Taylor would never have inquired into Tsosie’s accuracy. If he did not recognize it, the computer’s data banks could match the distinctive propeller signatures of thousands of friendly and hostile craft.

“Farther to the north, and thirty nautical miles behind us, are the
Kane
and the
Bartlett
. With the speed these ships are making, Skipper, no one’s trying to hide a sound. It doesn’t make the reading a lot easier, of course, because of the noise we’re making ourselves.”

“What about the other three targets?”

“I have not identified them specifically, sir. To the south, that one has to be a supertanker. She’s on a heading for Japan. To the west, those are smaller boats, both twin props. They’re probably yachts of some kind, and they’re falling into our track”

“Thanks, Chief. Neil?”

“It looks as if we’re going to have a lot of company on-site, Captain.”

“CINCPAC says there’s some forty private vessels in the area or on the way to it. Chief, one of the first things you’ll need to do, once we get there, is identify the nonessential vessels, so you can squelch them out.”

“Aye aye, Skipper.”

“Also, Neil, the
Kane
will be the operation commander.”

“Do we know the captain?” Garrison asked.

“John Cartwright. His background is in oceanographic research, so he should be helpful.”

Taylor passed one of his messages to Garrison. “Then, it seems that CINCPAC is gathering a whole bunch of experts. This is the search grid they’ve laid out for us. I want you to plot it so we can get familiar with it.”

“Are the
Philadelphia
and the
Houston
getting the same stuff?”

“They’ll be getting similar instructions as they surface to receive them. At 2400 hours, we’re scheduled to make contact with them to establish coordination.”

Garrison grinned. “Did you ever try to coordinate an orgy, Skipper?”

Taylor grinned back. “It’s getting worse. There’s a CIS patrol ship with a submersible on the way, as well as a Japanese research vessel.”

The executive officer glanced at his watch. “Eighteen hours to go, Skipper. Then it gets confused.”

“The Russians will get there first,” Taylor said. “It may be all over in eighteen hours.”

“You a betting man?” Garrison asked.

*

1920 HOURS LOCAL, 26° 20' 2" NORTH, 176° 9' 59" EAST

“All stop,” Captain Mikhail Gurevenich said. He had decided to surface slowly by pumping out water ballast rather than driving up on the diving planes. There were too many surface vessels present.

“All stop,” echoed the seaman manning the engine room telegraph.

The captain felt the
Winter
Storm
go sluggish as she lost headway. The silence seemed intense after so many hours at top speeds. When the speed log displayed five knots, he ordered, “Come to the surface, Lieutenant Mostovets.”

“Blowing ballast, Captain.”

The lines and tanks hissed as compressed air forced water from the ballast tanks, located between the pressure and outer hulls and in the bow.

“Control Center, Sonar.”

Gurevenich leaned toward the communications panel on the bulkhead next to him and depressed the intercom button. “Control Center.”

“I now have thirty-one contacts within five kilometers, all around us,” Sonarman Paramanov said, “The closest is fifty meters off the port bow.”

“Identifications?”

“I estimate that they are primarily civilian vessels, Captain.
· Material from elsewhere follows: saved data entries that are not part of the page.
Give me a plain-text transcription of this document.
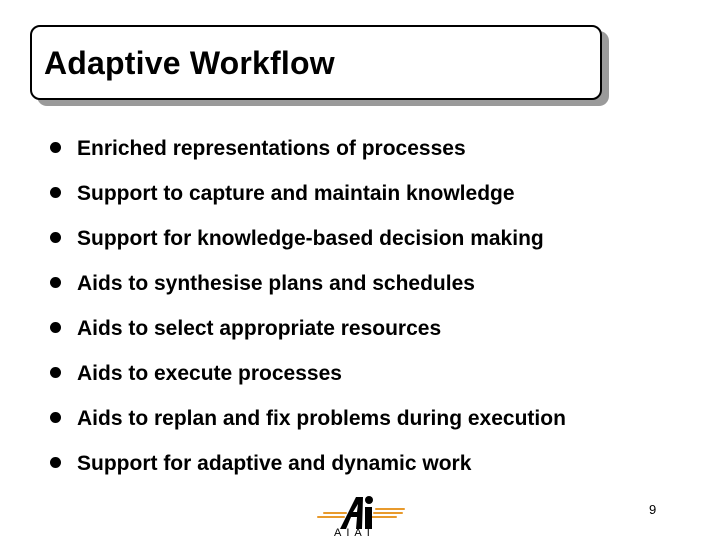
Adaptive Workflow
Enriched representations of processes
Support to capture and maintain knowledge
Support for knowledge-based decision making
Aids to synthesise plans and schedules
Aids to select appropriate resources
Aids to execute processes
Aids to replan and fix problems during execution
Support for adaptive and dynamic work
AIAI
9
The U.S. naval frigate
Bronstein
has been computer-identified. It is at one-one-thousand meters, bearing one-three-seven. There is a gunboat of the Antelope class a thousand meters beyond the frigate.”

“Thank you.” Gurevenich released the button.
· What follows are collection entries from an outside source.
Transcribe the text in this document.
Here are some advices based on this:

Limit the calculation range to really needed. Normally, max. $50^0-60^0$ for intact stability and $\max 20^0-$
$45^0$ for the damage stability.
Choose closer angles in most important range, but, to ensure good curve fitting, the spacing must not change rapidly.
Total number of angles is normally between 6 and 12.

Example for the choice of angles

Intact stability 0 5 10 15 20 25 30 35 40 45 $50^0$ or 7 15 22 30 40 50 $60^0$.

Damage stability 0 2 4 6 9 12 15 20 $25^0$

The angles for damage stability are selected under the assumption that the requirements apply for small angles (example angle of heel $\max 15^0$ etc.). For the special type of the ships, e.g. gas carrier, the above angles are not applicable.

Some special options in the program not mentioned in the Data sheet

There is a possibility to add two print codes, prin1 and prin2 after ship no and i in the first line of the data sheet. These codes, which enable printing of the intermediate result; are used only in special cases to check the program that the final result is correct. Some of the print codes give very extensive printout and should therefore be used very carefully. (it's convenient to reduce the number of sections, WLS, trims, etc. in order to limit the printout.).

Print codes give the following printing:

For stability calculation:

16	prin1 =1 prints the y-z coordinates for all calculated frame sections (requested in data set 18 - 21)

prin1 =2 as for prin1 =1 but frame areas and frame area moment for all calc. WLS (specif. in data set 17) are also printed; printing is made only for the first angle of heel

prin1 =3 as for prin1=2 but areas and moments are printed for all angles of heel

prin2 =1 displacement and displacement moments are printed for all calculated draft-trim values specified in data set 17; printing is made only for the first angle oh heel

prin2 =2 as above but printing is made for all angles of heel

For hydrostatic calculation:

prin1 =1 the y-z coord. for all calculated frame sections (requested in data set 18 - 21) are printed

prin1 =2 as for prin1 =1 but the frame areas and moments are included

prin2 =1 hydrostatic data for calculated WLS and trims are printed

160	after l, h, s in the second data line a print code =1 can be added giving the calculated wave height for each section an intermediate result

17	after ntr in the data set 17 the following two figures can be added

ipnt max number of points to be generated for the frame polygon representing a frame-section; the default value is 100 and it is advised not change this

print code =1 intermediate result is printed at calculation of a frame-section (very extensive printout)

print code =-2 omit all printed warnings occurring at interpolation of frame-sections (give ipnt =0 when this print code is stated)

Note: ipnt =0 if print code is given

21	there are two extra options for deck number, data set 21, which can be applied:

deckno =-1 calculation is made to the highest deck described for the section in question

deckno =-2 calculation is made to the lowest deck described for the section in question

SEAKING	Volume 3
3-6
He wanted to bring up the periscope and scan the seas around him first, but that would only delay matters.

The deck took on a bow-up slant as the submarine rose toward the surface.

“Twenty meters depth and rising,” the planesman called out in a flat tone.

Gurevenich crossed to the conning tower ladder and began to climb it, Mostovets following behind him. The junior officer aboard, Lieutenant Kazakov, trailed along. He was earnest, but slow to learn, and he always seemed to be underfoot.

As he reached the hatch, the sail broke the surface, and through the twin skins of the submarine, he heard the seawater cascading from the tower, crashing to the sea and the emerging hull.